With today’s iPad and Apple TV announcements, Apple continues to advance on two topics that I’ve been researching: personal cloud and Apples enterprise strategy.

Apple has already announced that it’s got 100 million signups for its personal cloud service, iCloud, and repeated that today. Now Apple supports movies — in addition to TV shows and music — in iCloud. Apple added PhotoStream to iCloud support in Apple TV, including the previous black Apple TV, with the new Apple TV software update. With the new iOS iPhoto app, I believe Apple will use iCloud to sync albums and the new journal information that displays weather information from the date a photo was taken — although full support will probably require an update or new version of iPhoto on the Mac.

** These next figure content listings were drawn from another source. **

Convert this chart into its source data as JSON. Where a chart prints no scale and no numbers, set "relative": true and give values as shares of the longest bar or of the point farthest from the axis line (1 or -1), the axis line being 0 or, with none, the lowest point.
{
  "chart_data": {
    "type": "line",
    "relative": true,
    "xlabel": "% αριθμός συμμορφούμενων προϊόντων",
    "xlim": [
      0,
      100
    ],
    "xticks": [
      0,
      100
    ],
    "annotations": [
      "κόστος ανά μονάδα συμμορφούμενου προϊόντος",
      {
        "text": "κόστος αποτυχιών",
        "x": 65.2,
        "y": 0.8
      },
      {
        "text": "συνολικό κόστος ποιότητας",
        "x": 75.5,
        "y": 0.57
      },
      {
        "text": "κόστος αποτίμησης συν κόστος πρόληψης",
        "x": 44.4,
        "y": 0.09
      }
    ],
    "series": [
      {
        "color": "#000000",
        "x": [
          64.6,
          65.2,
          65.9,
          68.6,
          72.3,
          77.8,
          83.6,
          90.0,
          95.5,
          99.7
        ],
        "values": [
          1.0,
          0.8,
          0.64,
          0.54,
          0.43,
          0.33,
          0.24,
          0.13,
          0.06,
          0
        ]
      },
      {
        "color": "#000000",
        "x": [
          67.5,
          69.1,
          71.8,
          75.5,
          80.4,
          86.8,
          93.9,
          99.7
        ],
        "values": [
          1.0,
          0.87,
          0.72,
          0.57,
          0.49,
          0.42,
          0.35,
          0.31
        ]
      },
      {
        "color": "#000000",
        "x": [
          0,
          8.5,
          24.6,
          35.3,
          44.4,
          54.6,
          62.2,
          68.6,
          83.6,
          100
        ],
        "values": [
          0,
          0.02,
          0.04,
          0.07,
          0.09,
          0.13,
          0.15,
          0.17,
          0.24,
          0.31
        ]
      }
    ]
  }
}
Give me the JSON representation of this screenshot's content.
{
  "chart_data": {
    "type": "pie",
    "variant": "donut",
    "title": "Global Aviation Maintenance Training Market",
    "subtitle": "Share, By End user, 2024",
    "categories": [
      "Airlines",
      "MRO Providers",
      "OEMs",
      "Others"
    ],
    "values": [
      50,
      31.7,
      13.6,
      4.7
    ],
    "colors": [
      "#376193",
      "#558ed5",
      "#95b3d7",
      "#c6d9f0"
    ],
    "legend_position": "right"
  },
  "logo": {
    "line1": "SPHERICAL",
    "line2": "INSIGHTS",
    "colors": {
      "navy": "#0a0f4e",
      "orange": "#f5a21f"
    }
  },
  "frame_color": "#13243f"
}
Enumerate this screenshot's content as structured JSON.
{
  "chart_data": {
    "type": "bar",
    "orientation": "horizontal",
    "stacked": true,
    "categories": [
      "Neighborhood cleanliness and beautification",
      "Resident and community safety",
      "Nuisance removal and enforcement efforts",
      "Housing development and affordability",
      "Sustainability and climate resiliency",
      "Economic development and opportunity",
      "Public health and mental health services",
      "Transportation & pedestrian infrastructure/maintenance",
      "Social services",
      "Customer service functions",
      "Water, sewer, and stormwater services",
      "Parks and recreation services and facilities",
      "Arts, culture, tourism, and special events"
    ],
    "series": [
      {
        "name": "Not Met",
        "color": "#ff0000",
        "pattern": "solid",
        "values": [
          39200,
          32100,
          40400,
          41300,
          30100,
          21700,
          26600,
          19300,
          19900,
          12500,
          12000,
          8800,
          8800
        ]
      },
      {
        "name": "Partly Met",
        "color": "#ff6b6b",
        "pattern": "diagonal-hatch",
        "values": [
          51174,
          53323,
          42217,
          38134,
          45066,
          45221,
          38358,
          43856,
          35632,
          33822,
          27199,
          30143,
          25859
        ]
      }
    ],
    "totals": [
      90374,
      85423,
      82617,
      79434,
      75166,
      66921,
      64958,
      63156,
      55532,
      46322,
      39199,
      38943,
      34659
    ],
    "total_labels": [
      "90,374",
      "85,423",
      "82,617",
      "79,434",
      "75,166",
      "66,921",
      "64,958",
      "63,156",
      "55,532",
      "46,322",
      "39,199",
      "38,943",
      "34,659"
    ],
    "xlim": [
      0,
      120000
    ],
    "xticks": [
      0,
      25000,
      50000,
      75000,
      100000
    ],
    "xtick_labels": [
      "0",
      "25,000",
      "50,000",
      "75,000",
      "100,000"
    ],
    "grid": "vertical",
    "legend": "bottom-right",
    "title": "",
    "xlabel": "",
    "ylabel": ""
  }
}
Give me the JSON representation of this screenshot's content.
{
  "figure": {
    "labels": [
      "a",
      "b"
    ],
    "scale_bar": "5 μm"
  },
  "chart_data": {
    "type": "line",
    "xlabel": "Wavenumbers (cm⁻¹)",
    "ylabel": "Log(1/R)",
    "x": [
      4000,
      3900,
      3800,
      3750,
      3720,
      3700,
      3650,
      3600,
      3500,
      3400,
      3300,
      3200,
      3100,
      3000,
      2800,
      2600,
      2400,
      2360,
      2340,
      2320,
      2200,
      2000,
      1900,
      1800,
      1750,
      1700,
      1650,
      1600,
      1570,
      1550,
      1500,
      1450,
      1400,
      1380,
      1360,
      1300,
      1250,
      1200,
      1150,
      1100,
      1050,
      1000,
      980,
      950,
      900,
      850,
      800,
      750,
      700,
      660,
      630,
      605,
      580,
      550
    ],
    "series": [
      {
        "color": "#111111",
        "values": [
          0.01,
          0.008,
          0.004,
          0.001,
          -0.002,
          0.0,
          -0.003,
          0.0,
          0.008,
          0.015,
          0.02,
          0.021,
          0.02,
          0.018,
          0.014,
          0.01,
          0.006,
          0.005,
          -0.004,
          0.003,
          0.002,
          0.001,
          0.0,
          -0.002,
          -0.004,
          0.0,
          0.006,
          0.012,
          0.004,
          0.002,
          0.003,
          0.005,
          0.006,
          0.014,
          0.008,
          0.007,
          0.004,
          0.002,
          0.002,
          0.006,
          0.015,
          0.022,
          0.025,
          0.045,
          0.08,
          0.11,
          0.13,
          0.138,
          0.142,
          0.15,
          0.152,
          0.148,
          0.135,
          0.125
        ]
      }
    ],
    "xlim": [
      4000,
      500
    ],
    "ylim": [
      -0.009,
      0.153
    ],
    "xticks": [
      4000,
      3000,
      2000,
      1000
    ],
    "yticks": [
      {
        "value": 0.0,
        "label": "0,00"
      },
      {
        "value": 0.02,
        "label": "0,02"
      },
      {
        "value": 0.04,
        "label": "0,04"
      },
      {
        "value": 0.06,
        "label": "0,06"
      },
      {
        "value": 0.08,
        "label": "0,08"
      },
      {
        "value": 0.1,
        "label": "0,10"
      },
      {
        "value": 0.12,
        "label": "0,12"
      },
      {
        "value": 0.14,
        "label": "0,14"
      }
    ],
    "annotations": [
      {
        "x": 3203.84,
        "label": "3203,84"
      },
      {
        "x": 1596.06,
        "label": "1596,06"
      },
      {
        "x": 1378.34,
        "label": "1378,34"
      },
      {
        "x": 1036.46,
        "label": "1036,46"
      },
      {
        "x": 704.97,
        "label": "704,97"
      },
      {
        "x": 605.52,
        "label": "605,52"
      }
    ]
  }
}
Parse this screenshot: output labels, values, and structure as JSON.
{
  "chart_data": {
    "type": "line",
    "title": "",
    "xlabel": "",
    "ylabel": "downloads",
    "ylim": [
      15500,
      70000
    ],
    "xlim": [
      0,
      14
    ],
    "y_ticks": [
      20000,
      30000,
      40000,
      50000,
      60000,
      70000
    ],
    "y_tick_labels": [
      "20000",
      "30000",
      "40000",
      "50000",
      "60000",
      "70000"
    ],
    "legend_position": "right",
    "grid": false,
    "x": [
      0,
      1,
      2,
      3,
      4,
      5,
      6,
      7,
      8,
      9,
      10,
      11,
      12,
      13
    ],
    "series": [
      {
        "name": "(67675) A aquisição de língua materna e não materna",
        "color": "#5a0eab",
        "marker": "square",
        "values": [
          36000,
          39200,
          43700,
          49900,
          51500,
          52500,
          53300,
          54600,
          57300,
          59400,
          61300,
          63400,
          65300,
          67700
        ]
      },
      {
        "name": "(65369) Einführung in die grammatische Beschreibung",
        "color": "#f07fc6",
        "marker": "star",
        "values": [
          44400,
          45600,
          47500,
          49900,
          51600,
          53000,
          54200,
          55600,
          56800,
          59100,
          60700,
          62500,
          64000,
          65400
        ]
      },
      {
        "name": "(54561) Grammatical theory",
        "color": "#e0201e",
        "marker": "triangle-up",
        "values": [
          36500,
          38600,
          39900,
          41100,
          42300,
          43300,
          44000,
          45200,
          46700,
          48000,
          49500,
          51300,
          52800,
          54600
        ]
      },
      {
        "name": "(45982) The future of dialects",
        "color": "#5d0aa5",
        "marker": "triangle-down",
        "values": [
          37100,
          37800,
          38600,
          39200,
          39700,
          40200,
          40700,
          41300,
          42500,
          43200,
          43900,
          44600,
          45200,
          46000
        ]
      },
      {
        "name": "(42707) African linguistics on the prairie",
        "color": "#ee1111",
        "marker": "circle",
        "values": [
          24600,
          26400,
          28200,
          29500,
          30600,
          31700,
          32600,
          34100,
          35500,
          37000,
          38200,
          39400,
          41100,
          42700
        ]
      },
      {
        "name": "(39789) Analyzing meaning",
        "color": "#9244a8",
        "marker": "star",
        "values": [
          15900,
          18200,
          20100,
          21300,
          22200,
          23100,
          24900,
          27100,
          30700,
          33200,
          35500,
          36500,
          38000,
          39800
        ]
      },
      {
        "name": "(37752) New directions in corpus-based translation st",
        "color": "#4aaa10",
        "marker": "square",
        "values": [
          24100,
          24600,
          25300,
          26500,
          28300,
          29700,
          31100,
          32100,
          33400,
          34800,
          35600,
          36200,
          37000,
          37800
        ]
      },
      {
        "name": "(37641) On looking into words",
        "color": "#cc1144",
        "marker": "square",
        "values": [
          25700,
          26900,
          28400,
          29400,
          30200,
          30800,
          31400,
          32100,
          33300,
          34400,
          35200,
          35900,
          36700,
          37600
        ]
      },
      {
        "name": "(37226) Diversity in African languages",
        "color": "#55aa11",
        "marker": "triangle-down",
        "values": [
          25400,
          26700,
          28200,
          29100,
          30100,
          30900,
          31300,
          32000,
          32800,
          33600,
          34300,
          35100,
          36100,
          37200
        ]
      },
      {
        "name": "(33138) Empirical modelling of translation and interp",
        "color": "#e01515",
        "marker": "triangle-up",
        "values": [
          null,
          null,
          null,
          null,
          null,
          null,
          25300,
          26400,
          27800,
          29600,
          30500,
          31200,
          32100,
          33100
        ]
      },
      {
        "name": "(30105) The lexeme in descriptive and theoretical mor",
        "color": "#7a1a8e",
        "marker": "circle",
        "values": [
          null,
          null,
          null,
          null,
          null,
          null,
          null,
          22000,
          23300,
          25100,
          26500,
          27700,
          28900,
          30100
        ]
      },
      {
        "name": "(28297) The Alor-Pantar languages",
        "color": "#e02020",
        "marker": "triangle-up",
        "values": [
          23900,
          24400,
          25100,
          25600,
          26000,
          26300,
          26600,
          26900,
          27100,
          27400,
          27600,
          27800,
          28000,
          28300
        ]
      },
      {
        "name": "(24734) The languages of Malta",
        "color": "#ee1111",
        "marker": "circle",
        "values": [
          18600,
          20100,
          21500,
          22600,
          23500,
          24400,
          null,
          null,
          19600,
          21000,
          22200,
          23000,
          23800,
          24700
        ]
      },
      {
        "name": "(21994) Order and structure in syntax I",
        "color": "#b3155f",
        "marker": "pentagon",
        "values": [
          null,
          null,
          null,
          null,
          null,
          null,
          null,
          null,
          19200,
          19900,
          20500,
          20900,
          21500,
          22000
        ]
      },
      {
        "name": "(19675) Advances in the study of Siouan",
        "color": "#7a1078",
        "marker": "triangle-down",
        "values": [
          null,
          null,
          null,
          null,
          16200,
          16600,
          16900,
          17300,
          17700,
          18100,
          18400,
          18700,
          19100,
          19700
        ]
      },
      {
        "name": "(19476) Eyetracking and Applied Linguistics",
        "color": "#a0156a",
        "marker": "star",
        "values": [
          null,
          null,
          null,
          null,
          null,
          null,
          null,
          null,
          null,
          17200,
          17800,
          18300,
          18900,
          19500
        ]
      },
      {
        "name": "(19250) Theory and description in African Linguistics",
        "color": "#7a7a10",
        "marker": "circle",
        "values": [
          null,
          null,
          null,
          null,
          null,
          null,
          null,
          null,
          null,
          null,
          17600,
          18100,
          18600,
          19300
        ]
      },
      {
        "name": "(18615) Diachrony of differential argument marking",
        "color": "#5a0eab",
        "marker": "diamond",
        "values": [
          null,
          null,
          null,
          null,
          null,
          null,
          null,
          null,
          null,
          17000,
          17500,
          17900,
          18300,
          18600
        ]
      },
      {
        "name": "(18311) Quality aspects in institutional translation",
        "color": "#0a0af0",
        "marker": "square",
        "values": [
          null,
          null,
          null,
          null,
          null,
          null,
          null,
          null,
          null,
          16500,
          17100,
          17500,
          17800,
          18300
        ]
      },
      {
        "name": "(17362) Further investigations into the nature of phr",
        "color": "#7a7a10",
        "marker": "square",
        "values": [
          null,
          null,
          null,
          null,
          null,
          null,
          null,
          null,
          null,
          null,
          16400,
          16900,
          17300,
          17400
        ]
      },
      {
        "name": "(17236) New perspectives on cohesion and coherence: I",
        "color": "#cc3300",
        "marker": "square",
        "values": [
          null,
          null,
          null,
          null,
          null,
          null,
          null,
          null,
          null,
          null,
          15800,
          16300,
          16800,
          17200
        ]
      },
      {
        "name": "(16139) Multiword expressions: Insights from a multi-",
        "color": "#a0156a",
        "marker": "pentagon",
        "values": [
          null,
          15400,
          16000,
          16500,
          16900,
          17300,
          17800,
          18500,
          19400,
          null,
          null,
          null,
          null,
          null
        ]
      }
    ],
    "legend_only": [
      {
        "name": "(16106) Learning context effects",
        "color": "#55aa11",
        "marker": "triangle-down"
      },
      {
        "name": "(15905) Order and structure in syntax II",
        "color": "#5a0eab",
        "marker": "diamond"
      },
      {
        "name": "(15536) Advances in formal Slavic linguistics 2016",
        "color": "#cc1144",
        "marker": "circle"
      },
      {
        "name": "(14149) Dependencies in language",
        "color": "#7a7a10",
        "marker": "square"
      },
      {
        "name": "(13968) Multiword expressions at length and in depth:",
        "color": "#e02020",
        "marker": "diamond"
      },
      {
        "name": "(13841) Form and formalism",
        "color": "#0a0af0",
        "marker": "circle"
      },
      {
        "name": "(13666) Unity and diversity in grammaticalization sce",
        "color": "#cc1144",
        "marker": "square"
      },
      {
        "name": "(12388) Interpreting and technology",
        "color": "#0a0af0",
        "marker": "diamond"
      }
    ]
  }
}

Apple’s vision of personal cloud deeply integrates across Apple products and a wide range of personal and purchased content, including books and iTunes U-class materials. It’ll be interesting to see if the company opens up any API access. My hunch is that Apple will create tools and an app store for iCloud to interact with the personal content in the service rather than do large-scale API access.

As to Apple’s enterprise strategy: Today’s announcements continue Apple’s pattern of not addressing the IT organization as an audience. Apple’s strategy is to focus maniacally on the individual. Beyond the home and entertainment features, Apple has added just enough features to enable individuals to self-provision access to corporate resources like email, and just enough security and control features so that IT can set security policies and perform remote wipes. Apple won’t add all the complex features that are typical in other products; it doesn’t believe in that complexity. I think the company will use its Apple Stores and web-based customer support to enable great support directly to individual employees. Its goal is to imprint the Apple brand into employees rather than embrace today’s complex enterprise support models.

What do you think of Apple’s growing iCloud capabilities and how it compares to other personal cloud strategies? And what do you think of Apple’s enterprise strategy?